Sweet corn cobs that were not harvested on time or beyond their peak.
Sweet corn cobs that were not harvested on time and are now beyond their peak.

Related: How To Grow Corn: A Beginners Guide To Growing Corn

Is it Dangerous to Eat Sour Corn? 

If your corn is sour-tasting due to age or poor storage, you should err on the side of caution and toss it instead of eating it. The corn could be starting to grow mold and could make you sick with food poisoning. 

However, if your corn is slightly sour tasting because it is conventionally grown corn or “out-of-season” supermarket corn, it should generally be safe to eat. Try rinsing the corn for several minutes under water to remove the preservatives’ residue and help it taste better.

Can I Tell if Corn Will Taste Sour? 

When purchasing corn in the supermarket, you can do a few things to make sure that you choose the freshest corn possible and, therefore, the best tasting.

Smell the Corn

The corn should not have a strong or an off smell when you hold it near your nose. Rather, it should smell slightly sweet and fresh.

Feel the Corn

Don’t buy corn that feels squishy between your fingers, as it indicates that the corn is starting to spoil. Instead, look for firm kernels that don’t squish between your fingers.

Observe the Corn

Look for any signs of mold on the corn, such as dark spots or damaged cobs. You also don’t want corn with a bent tip or damaged stem.

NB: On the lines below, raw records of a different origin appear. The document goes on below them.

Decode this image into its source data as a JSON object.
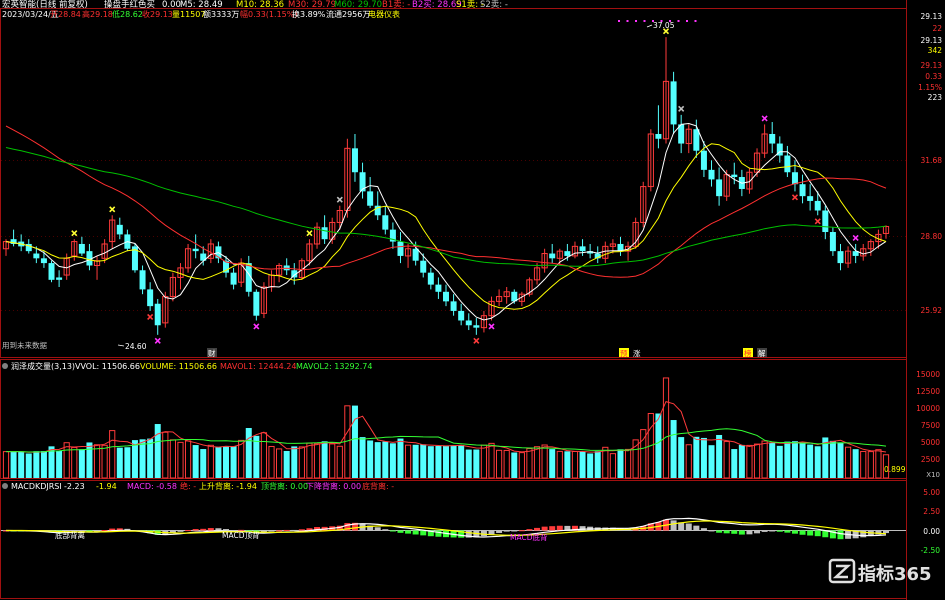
{
  "colors": {
    "background": "#000000",
    "up": "#ff3b3b",
    "down": "#54ffff",
    "ma5": "#ffffff",
    "ma10": "#ffff00",
    "ma30": "#ff3030",
    "ma60": "#00c000",
    "border": "#a01010",
    "magenta": "#ff33ff",
    "yellow": "#ffff33",
    "gray": "#c0c0c0",
    "green": "#33ff33"
  },
  "price_panel": {
    "header": {
      "title": "宏英智能(日线 前复权)",
      "indicator": "操盘手红色买",
      "dividend": "0.00",
      "ma5": "M5: 28.49",
      "ma10": "M10: 28.36",
      "ma30": "M30: 29.79",
      "ma60": "M60: 29.70",
      "b1": "B1卖: -",
      "b2": "B2买: 28.69",
      "s1": "S1卖: -",
      "s2": "S2卖: -",
      "line2_date": "2023/03/24/五",
      "open": "开28.84",
      "high": "高29.18",
      "low": "低28.62",
      "close": "收29.13",
      "volume": "量11507",
      "amount": "额3333万",
      "change": "幅0.33(1.15%)",
      "turnover": "换3.89%",
      "float": "流通2956万",
      "sector": "电器仪表"
    },
    "right_axis": [
      "29.13",
      "22",
      "29.13",
      "342",
      "29.13",
      "0.33",
      "1.15%",
      "223",
      "31.68",
      "28.80",
      "25.92"
    ],
    "peak_label": "37.05",
    "low_label": "24.60",
    "future_label": "用到未来数据",
    "event_labels": [
      "财",
      "预",
      "涨",
      "榜",
      "解"
    ]
  },
  "volume_panel": {
    "header": {
      "name": "润泽成交量(3,13)",
      "vvol": "VVOL: 11506.66",
      "volume": "VOLUME: 11506.66",
      "mavol1": "MAVOL1: 12444.24",
      "mavol2": "MAVOL2: 13292.74"
    },
    "axis": [
      "15000",
      "12500",
      "10000",
      "7500",
      "5000",
      "2500"
    ],
    "last_value": "0.899",
    "unit": "X10"
  },
  "macd_panel": {
    "header": {
      "name": "MACDKDJRSI",
      "v1": "-2.23",
      "v2": "-1.94",
      "macd": "MACD: -0.58",
      "jue": "绝: -",
      "up_div": "上升背离: -1.94",
      "top_warn": "顶背离: 0.00",
      "down_div": "下降背离: 0.00",
      "bottom_div": "底背离: -"
    },
    "axis": [
      "5.00",
      "2.50",
      "0.00",
      "-2.50"
    ],
    "labels": [
      "底部背离",
      "MACD顶背",
      "MACD底背"
    ]
  },
  "watermark": "指标365",
  "chart_data": {
    "type": "candlestick",
    "candles": [
      [
        28.2,
        28.6,
        27.9,
        28.5
      ],
      [
        28.6,
        29.0,
        28.3,
        28.4
      ],
      [
        28.5,
        28.8,
        28.1,
        28.3
      ],
      [
        28.4,
        28.6,
        28.0,
        28.1
      ],
      [
        28.0,
        28.3,
        27.6,
        27.8
      ],
      [
        27.8,
        28.1,
        27.4,
        27.6
      ],
      [
        27.6,
        27.7,
        26.8,
        26.9
      ],
      [
        27.0,
        27.3,
        26.6,
        26.9
      ],
      [
        27.1,
        28.0,
        26.9,
        27.8
      ],
      [
        27.9,
        28.6,
        27.7,
        28.5
      ],
      [
        28.4,
        28.7,
        27.9,
        28.0
      ],
      [
        28.1,
        28.4,
        27.3,
        27.5
      ],
      [
        27.5,
        27.9,
        26.9,
        27.7
      ],
      [
        27.8,
        28.6,
        27.6,
        28.4
      ],
      [
        28.5,
        29.6,
        28.2,
        29.4
      ],
      [
        29.2,
        29.5,
        28.6,
        28.8
      ],
      [
        28.8,
        29.0,
        28.1,
        28.2
      ],
      [
        28.3,
        28.4,
        27.2,
        27.3
      ],
      [
        27.3,
        27.5,
        26.3,
        26.5
      ],
      [
        26.5,
        26.8,
        25.6,
        25.8
      ],
      [
        25.9,
        26.1,
        24.6,
        25.0
      ],
      [
        25.1,
        26.4,
        24.9,
        26.2
      ],
      [
        26.2,
        27.2,
        26.0,
        27.0
      ],
      [
        27.0,
        27.6,
        26.5,
        27.4
      ],
      [
        27.4,
        28.4,
        27.2,
        28.2
      ],
      [
        28.2,
        28.8,
        27.8,
        28.1
      ],
      [
        28.0,
        28.3,
        27.5,
        27.7
      ],
      [
        27.8,
        28.6,
        27.6,
        28.4
      ],
      [
        28.3,
        28.5,
        27.6,
        27.8
      ],
      [
        27.7,
        27.9,
        27.0,
        27.2
      ],
      [
        27.2,
        27.4,
        26.5,
        26.7
      ],
      [
        26.8,
        27.8,
        26.6,
        27.6
      ],
      [
        27.6,
        27.9,
        26.2,
        26.4
      ],
      [
        26.4,
        26.5,
        25.2,
        25.4
      ],
      [
        25.5,
        26.8,
        25.3,
        26.6
      ],
      [
        26.6,
        27.3,
        26.4,
        27.1
      ],
      [
        27.1,
        27.6,
        26.8,
        27.5
      ],
      [
        27.5,
        27.8,
        27.1,
        27.3
      ],
      [
        27.3,
        27.6,
        26.7,
        27.0
      ],
      [
        27.0,
        27.8,
        26.9,
        27.7
      ],
      [
        27.7,
        28.6,
        27.5,
        28.4
      ],
      [
        28.4,
        29.3,
        28.2,
        29.1
      ],
      [
        29.1,
        29.6,
        28.4,
        28.6
      ],
      [
        28.6,
        29.5,
        28.4,
        29.3
      ],
      [
        29.3,
        30.0,
        29.0,
        29.8
      ],
      [
        29.8,
        32.8,
        29.5,
        32.4
      ],
      [
        32.4,
        33.0,
        31.0,
        31.4
      ],
      [
        31.4,
        31.8,
        30.3,
        30.6
      ],
      [
        30.6,
        31.2,
        29.9,
        30.0
      ],
      [
        30.0,
        30.6,
        29.4,
        29.6
      ],
      [
        29.6,
        30.0,
        28.8,
        29.0
      ],
      [
        29.0,
        29.3,
        28.2,
        28.5
      ],
      [
        28.5,
        28.9,
        27.6,
        27.9
      ],
      [
        27.9,
        28.4,
        27.4,
        28.2
      ],
      [
        28.2,
        28.5,
        27.5,
        27.7
      ],
      [
        27.7,
        28.0,
        27.0,
        27.2
      ],
      [
        27.2,
        27.4,
        26.5,
        26.7
      ],
      [
        26.7,
        27.0,
        26.1,
        26.4
      ],
      [
        26.4,
        26.7,
        25.8,
        26.0
      ],
      [
        26.0,
        26.3,
        25.4,
        25.6
      ],
      [
        25.6,
        25.9,
        25.0,
        25.2
      ],
      [
        25.2,
        25.5,
        24.8,
        25.0
      ],
      [
        25.0,
        25.3,
        24.6,
        24.9
      ],
      [
        24.9,
        25.6,
        24.7,
        25.4
      ],
      [
        25.4,
        26.2,
        25.2,
        26.0
      ],
      [
        26.0,
        26.5,
        25.8,
        26.2
      ],
      [
        26.2,
        26.6,
        25.9,
        26.4
      ],
      [
        26.4,
        26.5,
        25.9,
        26.0
      ],
      [
        26.0,
        26.4,
        25.8,
        26.3
      ],
      [
        26.3,
        27.0,
        26.2,
        26.9
      ],
      [
        26.9,
        27.6,
        26.7,
        27.4
      ],
      [
        27.4,
        28.2,
        27.2,
        28.0
      ],
      [
        28.0,
        28.4,
        27.6,
        27.8
      ],
      [
        27.8,
        28.2,
        27.5,
        28.1
      ],
      [
        28.1,
        28.4,
        27.7,
        27.9
      ],
      [
        27.9,
        28.5,
        27.8,
        28.3
      ],
      [
        28.3,
        28.6,
        27.9,
        28.1
      ],
      [
        28.1,
        28.4,
        27.8,
        28.0
      ],
      [
        28.0,
        28.3,
        27.6,
        27.8
      ],
      [
        27.8,
        28.5,
        27.6,
        28.3
      ],
      [
        28.3,
        28.6,
        28.0,
        28.4
      ],
      [
        28.4,
        28.7,
        27.9,
        28.1
      ],
      [
        28.1,
        28.5,
        27.7,
        28.3
      ],
      [
        28.3,
        29.5,
        28.2,
        29.3
      ],
      [
        29.3,
        31.0,
        29.1,
        30.8
      ],
      [
        30.8,
        33.2,
        30.6,
        33.0
      ],
      [
        33.0,
        34.2,
        32.4,
        32.8
      ],
      [
        32.8,
        37.05,
        32.6,
        35.2
      ],
      [
        35.2,
        35.6,
        33.0,
        33.4
      ],
      [
        33.4,
        33.8,
        32.2,
        32.6
      ],
      [
        32.6,
        33.4,
        32.2,
        33.2
      ],
      [
        33.2,
        33.6,
        32.0,
        32.3
      ],
      [
        32.3,
        32.7,
        31.2,
        31.5
      ],
      [
        31.5,
        31.9,
        30.8,
        31.1
      ],
      [
        31.1,
        31.6,
        30.0,
        30.4
      ],
      [
        30.4,
        31.5,
        30.2,
        31.3
      ],
      [
        31.3,
        31.8,
        30.9,
        31.2
      ],
      [
        31.2,
        31.5,
        30.4,
        30.7
      ],
      [
        30.7,
        31.6,
        30.5,
        31.4
      ],
      [
        31.4,
        32.4,
        31.2,
        32.2
      ],
      [
        32.2,
        33.4,
        32.0,
        33.0
      ],
      [
        33.0,
        33.5,
        32.2,
        32.6
      ],
      [
        32.6,
        32.9,
        31.8,
        32.1
      ],
      [
        32.1,
        32.5,
        31.2,
        31.4
      ],
      [
        31.4,
        31.9,
        30.6,
        30.9
      ],
      [
        30.9,
        31.3,
        30.1,
        30.4
      ],
      [
        30.4,
        30.9,
        29.8,
        30.2
      ],
      [
        30.2,
        30.6,
        29.6,
        29.8
      ],
      [
        29.8,
        30.0,
        28.6,
        28.9
      ],
      [
        28.9,
        29.1,
        27.9,
        28.1
      ],
      [
        28.1,
        28.4,
        27.3,
        27.6
      ],
      [
        27.6,
        28.3,
        27.4,
        28.1
      ],
      [
        28.1,
        28.4,
        27.6,
        27.9
      ],
      [
        27.9,
        28.4,
        27.7,
        28.2
      ],
      [
        28.2,
        28.6,
        27.9,
        28.5
      ],
      [
        28.5,
        29.0,
        28.2,
        28.8
      ],
      [
        28.84,
        29.18,
        28.62,
        29.13
      ]
    ]
  }
}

Make sure that the husk and silk are still intact and the leaves of the husk are pale or deep green. The silk should not feel slimy and should have a golden color, but not deep brown.

How Can I Sweeten Corn?

If you’ve purchased corn that is not as sweet as you would like but has not spoiled, you can try to prepare it in a way that will sweeten it. One option I’ve tried is adding a bit of sugar to the water when you boil it. About 3 to 4 teaspoons per gallon of water should help improve the taste of the corn.

You can also try leaving it in the husks and cooking it over high heat (like on a grill or roasting at a high temperature) to bring out some of the sweetness. This method works by concentrating the remaining natural sweetness in the ears of corn and adding some flavor from the husks.

Finally, you can try to use the corn in corn chowder or a casserole, as mixing it with other ingredient flavors will help to enhance the taste. Remove the corn from the cobb (I use this corn peeler) and use it in the recipe with the other ingredients, like cream, cheese, or garlic, and olive oil.  

The most important thing to remember is that if you have an ear of delicious and fresh corn, you should not have to take any extra steps to sweeten it.